El 6 de Agosto de 1962 salió a beber y conoció a un hombre de 42 años llamado Patrick James Hackett. Patrick era un ladrón que acababa de salir de la cárcel, y pronto hicieron buenas migas. Tras una noche de copas, William le dejo a Patrick que podía quedarse en su casa si no tenía a donde ir, con lo que éste aceptó. Una vez llegaron a su casa, William subió unas botellas de whisky de la tienda, y estuvieron bebiendo unas horas hasta que Patrick se quedó dormido. En ese momento, William cogió un cuchillo de deshuesar que empleaba en la tienda y le dió una puñalada en el cuello a su invitado. Éste se despertó y empezó un forcejeo en el que William cabaó con una profunda herida en la mano. Al percatarse de la herida, su furia aumentó y apuñaló a Patrick directamenmteen el corazón, lo que le causó la muerte instantánea. Cegado por la ira, apuñaló el cuerpo hasta que se quedó sin aliento. La sangre salpicaba las paredes e incluso había formado un charco en el suelo, lugar en el que William se sentó a descansar. Un rato después comenzó a extirparle los órganos sexuales, pero el cuchillo quedó trabado en un hueso de la cadera. Tras varios intentos, desistió y se sentó en una silla, donde se durmió. A la mañana siguiente, cuando despertó bajó a depositar el cuchillo en la tienda, y observó que la sangre se había filtrado por el suelo del primer piso y había formado un charco encima del mostrador de su negocio. Luego subió a darse una ducha y se dirigió tranquilamente hasta un hospital para hacer las curas de la herida de su mano, herida que dijo se había hecho accidentalmente cortando una pieza de carne en la tienda. Una vez cosida su herida, volvió a casa y llevó el cuerpo de Patrick hasta la tienda. Poco después, cuando se paró a pensar en lo que había hecho, empezó a desvariar pensando que la policía vendría inmediatamente a apresarle, con lo que decidió huir y se fue a Brisbane.

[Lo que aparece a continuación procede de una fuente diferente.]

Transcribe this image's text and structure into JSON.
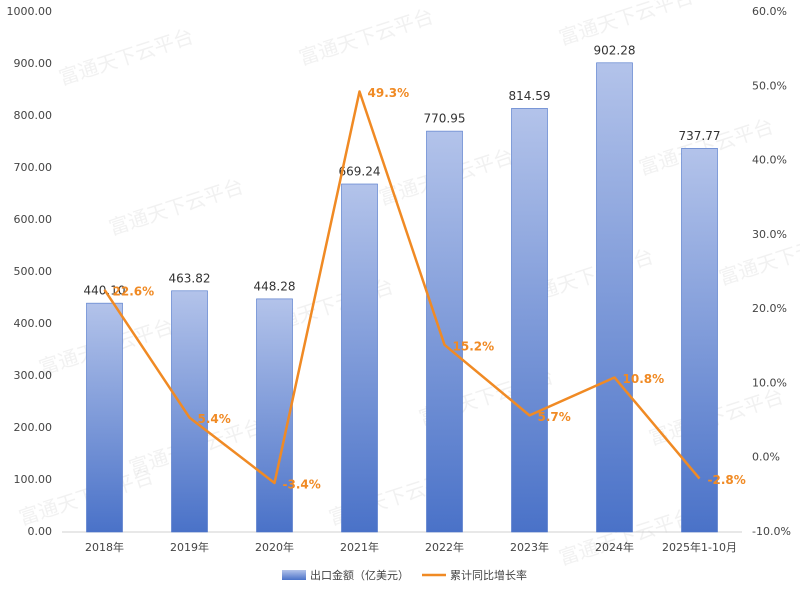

Tres semanas más tarde un olor a putrefacción que salía de la tienda alertó a los vecinos. Como William era una persona un tanto extraña que desaparecía de vez en cuando, no habían dado mayor importancia a que la tienda estuviese cerrada hasta ese momento. Llamaron a Sanidad, quien a su vez envió a una patrulla de policía para que investigase. Al entrar en el local, el olor aumentó y guió a los policías hasta la parte trasera del mostrador, donde hallaron un cuerpo desnudo en un muy avanzado estado de descomposición. Tanto, que su cara resultaba irreconocible. Tras la autopsia todo lo que sacaron en limpio fue que correspondía a una persona de entre 40 y 50 años, datos que concordaban con “Alan Brennan”, por lo que fue dado por fallecido oficialmente.
Una vez hecho oficial su fallecimiento, se publicó una esquela en los periódicos locales y muchos de sus antiguos compañeros de correos acudierton al sepelio.
Para cuando se celebró su “entierro”, William se había mudado desde Brisbane a Nueva Zelanda con la idea de empezar una nueva vida alejado de su pasado. Sin embargo, las ganas de matar seguían latentes, y por motivos que no se conocen, regresó a Sydney.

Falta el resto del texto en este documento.